M. Choisne ne se contente pas de rechercher ce qui peut contribuer à la meilleure utilisation de nos ressources en hommes et en capitaux, mais il veut assurer la paix sociale. Aussi préconise-t-il l'assurance obligatoire contre l'invalidité et la vieillesse, et, pour ceux qui ont des terres, l'institution d'un réservat viager, rendant incessible et insaisissable toute propriété immobilière jusqu'à concurrence d'un revenu de 370 francs. Il demande également la réforme des droits de mutation sur la propriété foncière, qui est d'autant plus grevée par eux qu'elle est plus petite.
 
Telles sont les quelques idées dont nous fait part, dans une longue causerie, M. Choisne. Sans les faire nôtres absolument, du moins y voyons-nous la preuve de cette aspiration très répandue à la réorganisation économique de notre pays. Nous nous associons, en tout cas, pleinement à son appel à la coopération. Et comme M. Choisne a déjà réussi à mener à bien le groupement agricole qu'il préside, nous ne doutons pas qu'il ne parvienne, dans le riche coin de Normandie où il se trouve, à réaliser bientôt quelques-unes de ces unions qu'il recommande.

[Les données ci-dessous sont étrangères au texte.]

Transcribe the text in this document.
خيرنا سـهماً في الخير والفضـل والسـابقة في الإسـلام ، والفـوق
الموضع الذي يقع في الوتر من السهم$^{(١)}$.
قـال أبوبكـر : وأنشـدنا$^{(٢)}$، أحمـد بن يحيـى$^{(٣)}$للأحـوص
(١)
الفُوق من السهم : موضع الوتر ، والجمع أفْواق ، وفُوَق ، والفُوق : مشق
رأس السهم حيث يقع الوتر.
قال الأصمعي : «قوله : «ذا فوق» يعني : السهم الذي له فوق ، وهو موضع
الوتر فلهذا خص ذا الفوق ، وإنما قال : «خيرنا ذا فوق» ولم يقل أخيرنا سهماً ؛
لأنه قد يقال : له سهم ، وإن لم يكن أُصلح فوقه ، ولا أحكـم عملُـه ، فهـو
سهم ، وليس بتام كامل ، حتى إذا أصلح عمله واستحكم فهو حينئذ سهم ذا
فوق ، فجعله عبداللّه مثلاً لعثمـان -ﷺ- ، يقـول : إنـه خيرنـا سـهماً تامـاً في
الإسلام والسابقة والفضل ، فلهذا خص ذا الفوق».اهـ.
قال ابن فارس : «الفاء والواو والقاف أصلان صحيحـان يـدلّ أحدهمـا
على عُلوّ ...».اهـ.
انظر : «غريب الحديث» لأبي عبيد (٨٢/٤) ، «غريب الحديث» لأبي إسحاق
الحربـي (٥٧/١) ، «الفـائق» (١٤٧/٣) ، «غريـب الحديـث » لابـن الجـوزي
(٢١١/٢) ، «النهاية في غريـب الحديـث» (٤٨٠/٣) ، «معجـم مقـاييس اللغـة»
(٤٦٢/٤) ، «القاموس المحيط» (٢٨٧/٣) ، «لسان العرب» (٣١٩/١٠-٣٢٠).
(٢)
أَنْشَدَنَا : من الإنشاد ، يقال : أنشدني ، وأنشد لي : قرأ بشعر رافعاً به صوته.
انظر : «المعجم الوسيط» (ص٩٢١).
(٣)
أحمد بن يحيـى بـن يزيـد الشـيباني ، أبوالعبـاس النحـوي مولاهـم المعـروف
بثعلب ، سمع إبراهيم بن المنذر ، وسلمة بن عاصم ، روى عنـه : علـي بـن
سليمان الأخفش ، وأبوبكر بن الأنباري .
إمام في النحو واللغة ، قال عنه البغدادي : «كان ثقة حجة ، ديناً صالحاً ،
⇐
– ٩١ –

Autour de ce foyer viendront se réunir d'autres associations voisines : ainsi commencerait à se former cette Fédération normande, qui centraliserait, pour leur donner pleine force, toutes les capacités, et coordonnerait, pour les réaliser au mieux, tous les projets ayant en vue l'aménagement et le développement des ressources de notre région.

M. ANOYAUT.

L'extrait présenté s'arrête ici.